Ho una bambina che attualmente ha 9 mesi e fra 1 o 2 anni al massimo vorrei provare ad avere un secondo figlio. Quello che mi preoccupa è questo: l’ospedale dove andrò a partorire dista 10 minuti da casa mia, ma ovviamente prima dovrò lasciare la mia prima figlia dai nonni, che però abitano a quasi un’ora di distanza. Quindi, quando giungerà il momento di partorire, dovrei prima aspettare i nonni che vengano a casa mia per tenere la prima figlia e successivamente andare in ospedale, per un totale di un’ora e 10 di tempo. Poichè il mio primo parto è stato abbastanza veloce e sapendo che il secondo di solito lo è ancora di più, non me la sentirei di aspettare così tanto, quindi avrei optato per un’altra opzione: vorrei andare in ospedale insieme a mio marito e mia figlia e, una volta fatta l’accettazione al ps, io starei in ospedale lasciando mio marito con mia figlia fuori dall’ospedale, in attesa dell’arrivo dei nonni che, una volta giunti, potranno prendere in carico la bambina, consentendo a mio marito di assistere al parto.
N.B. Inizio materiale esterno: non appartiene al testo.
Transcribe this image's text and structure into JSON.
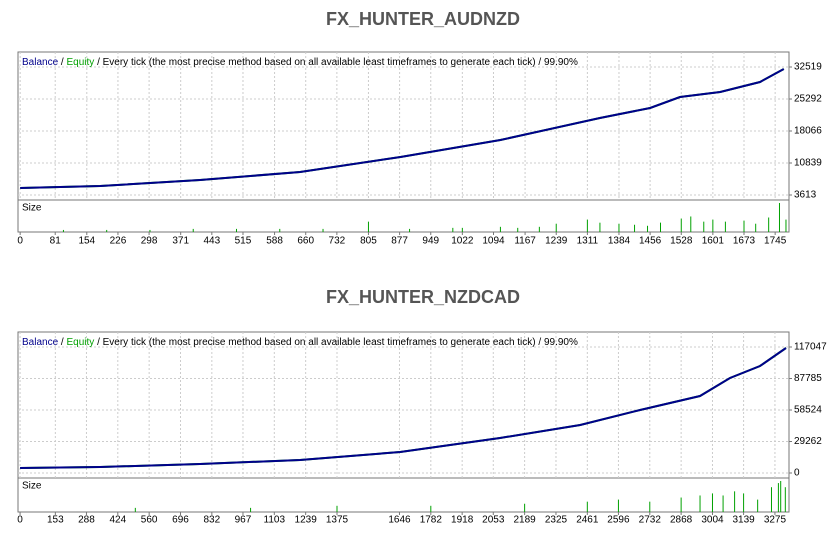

La mia paura è che mia figlia possa rimanere traumatizzata nel vedermi soffrire e fare il viaggio fino all’ospedale (chiaramente assisterebbe alla prima parte del travaglio, quella più leggera, e io cercherò di dissimulare il dolore ma non so quanto sarò in grado). Temo che potrebbe rimanere così tanto traumatizzata da non volere fare figli da adulta per paura del parto. La mia è una paura fondata? Come posso fare per non far accadere tutto ciò? È meglio che pensi a soluzioni alternative, come per esempio andare in ospedale da sola in taxi? Grazie mille.
Luisa Vaselli
Gentile signora,
il parto è una normale evoluzione della vita, appartiene alla vita. Un tempo si partoriva a casa e in casa c’era tutta la famiglia. Se tutto ciò avesse prodotto traumi probabilmente le nostre nonne non avrebbero più partorito. Non credo che la sua soluzione arrechi traumi. Quando sarà il momento (e mi sembra di aver capito che trascorreranno alcuni anni) parli a sua figlia spiegando cosa accadrà; ovvero che andrete in ospedale e lì vi raggiungeranno i nonni. Pur piccola che sia ha bisogno di sapere ciò che sta accadendo. Quando i nostri piccoli sono preparati sono in grado di affrontare molte cose di cui spesso non li crediamo capaci.
Viva con serenità la sua futura gravidanza e il momento del parto, la plasticità psichica dei nostri figli è grande.